Changes in cytosolic Ca²⁺ are involved in various biological responses such as neurotransmission, muscle contraction, and hormone secretion. Therefore, Ca²⁺ channels and their downstream molecules make supramolecular complexes to activate specific signal pathways. We have shown that caveolin (cav)-1, an essential component of caveolae, and junctophilin (JP)-2, a protein that bridges the plasma membrane and sarcoplasmic reticulum (SR), accumulate Cav1.2 voltage dependent Ca²⁺ channels, large conductance Ca²⁺-activated K⁺ (BK) channels and ryanodine receptors within caveolae-SR junctions. This molecular complex supports an effective conversion of Ca²⁺ signals to membrane hyperpolarization by the activation of BK channels and thus, control vascular tone.
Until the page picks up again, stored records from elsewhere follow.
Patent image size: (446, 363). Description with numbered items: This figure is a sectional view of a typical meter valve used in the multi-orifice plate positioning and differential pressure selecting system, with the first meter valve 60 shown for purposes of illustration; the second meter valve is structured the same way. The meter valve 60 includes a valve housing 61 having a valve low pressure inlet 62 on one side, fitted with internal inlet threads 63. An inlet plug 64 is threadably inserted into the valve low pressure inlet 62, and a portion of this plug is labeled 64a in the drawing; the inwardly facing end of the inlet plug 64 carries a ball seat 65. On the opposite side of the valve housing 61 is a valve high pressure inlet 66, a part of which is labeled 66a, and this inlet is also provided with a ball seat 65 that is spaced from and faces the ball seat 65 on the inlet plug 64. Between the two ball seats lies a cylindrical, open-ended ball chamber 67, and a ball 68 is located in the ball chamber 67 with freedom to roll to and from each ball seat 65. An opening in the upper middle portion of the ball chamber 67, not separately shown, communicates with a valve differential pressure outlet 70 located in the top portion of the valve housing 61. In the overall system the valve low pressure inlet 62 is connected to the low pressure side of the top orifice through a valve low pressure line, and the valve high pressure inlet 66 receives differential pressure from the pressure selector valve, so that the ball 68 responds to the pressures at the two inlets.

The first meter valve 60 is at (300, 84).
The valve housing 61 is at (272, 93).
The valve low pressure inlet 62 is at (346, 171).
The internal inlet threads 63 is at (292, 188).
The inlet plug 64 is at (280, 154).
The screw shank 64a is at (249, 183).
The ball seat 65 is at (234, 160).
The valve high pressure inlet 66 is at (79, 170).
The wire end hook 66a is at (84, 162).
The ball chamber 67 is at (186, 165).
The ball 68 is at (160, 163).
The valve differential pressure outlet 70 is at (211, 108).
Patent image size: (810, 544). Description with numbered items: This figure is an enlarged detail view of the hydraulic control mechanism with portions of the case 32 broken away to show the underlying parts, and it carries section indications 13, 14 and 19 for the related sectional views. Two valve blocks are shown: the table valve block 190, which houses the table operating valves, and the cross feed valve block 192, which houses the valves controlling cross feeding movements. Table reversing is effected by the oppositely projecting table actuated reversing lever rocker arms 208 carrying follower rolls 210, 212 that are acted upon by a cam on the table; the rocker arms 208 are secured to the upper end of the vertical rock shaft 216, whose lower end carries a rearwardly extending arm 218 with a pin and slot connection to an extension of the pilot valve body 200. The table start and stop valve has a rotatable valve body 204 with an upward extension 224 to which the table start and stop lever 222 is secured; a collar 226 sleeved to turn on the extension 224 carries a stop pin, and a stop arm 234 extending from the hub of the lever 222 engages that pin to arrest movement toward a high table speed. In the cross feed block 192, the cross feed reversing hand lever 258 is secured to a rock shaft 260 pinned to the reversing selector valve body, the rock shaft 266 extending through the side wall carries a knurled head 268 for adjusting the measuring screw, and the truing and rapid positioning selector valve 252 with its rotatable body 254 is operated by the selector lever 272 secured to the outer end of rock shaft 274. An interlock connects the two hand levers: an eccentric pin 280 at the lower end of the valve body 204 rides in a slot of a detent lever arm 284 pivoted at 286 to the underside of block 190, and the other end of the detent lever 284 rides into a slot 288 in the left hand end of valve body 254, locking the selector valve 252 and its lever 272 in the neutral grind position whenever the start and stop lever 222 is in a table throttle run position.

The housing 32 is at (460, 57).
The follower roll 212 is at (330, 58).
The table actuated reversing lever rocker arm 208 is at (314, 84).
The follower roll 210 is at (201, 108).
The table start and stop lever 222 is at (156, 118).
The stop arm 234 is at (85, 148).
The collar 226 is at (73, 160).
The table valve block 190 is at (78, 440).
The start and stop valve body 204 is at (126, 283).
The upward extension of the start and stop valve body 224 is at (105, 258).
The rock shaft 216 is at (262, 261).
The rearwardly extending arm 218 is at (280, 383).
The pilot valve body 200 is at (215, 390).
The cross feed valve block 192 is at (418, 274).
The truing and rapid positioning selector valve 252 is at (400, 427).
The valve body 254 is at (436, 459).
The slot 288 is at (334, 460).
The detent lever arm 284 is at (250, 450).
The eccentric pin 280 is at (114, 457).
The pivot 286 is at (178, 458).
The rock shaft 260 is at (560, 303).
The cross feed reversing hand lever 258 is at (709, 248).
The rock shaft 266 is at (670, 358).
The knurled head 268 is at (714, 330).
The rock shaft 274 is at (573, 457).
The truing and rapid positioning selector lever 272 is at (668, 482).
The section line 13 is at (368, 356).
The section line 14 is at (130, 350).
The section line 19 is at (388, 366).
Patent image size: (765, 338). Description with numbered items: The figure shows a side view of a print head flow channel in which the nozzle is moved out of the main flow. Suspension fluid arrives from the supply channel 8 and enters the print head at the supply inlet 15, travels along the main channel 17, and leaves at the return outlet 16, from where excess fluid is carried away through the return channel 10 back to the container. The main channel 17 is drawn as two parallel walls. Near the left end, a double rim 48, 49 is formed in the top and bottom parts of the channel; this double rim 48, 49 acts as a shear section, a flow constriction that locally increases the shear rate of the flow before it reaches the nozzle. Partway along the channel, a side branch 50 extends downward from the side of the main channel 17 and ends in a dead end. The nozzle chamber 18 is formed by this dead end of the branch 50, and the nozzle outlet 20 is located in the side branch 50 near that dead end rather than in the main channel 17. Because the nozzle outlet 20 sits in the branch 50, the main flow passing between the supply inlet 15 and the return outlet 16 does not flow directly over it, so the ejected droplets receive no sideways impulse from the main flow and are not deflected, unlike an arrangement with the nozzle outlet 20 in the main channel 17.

In addition, we have recently revealed that the activation of a complex of Cav1.2, Ca²⁺/calmodulin-dependent kinase kinase (CaMKK)-2 and CaMK1a localized in caveolae causes transcription of pro-inflammatory genes, which promotes macrophage recruitments to the adventitia and vascular remodeling. In summary, the caveola-based supramolecular complexes convert Ca²⁺ signals to the changes in membrane potential and gene transcription, which is involved in the regulation of vascular tone and the adaptation to increased circumferential stretch, respectively.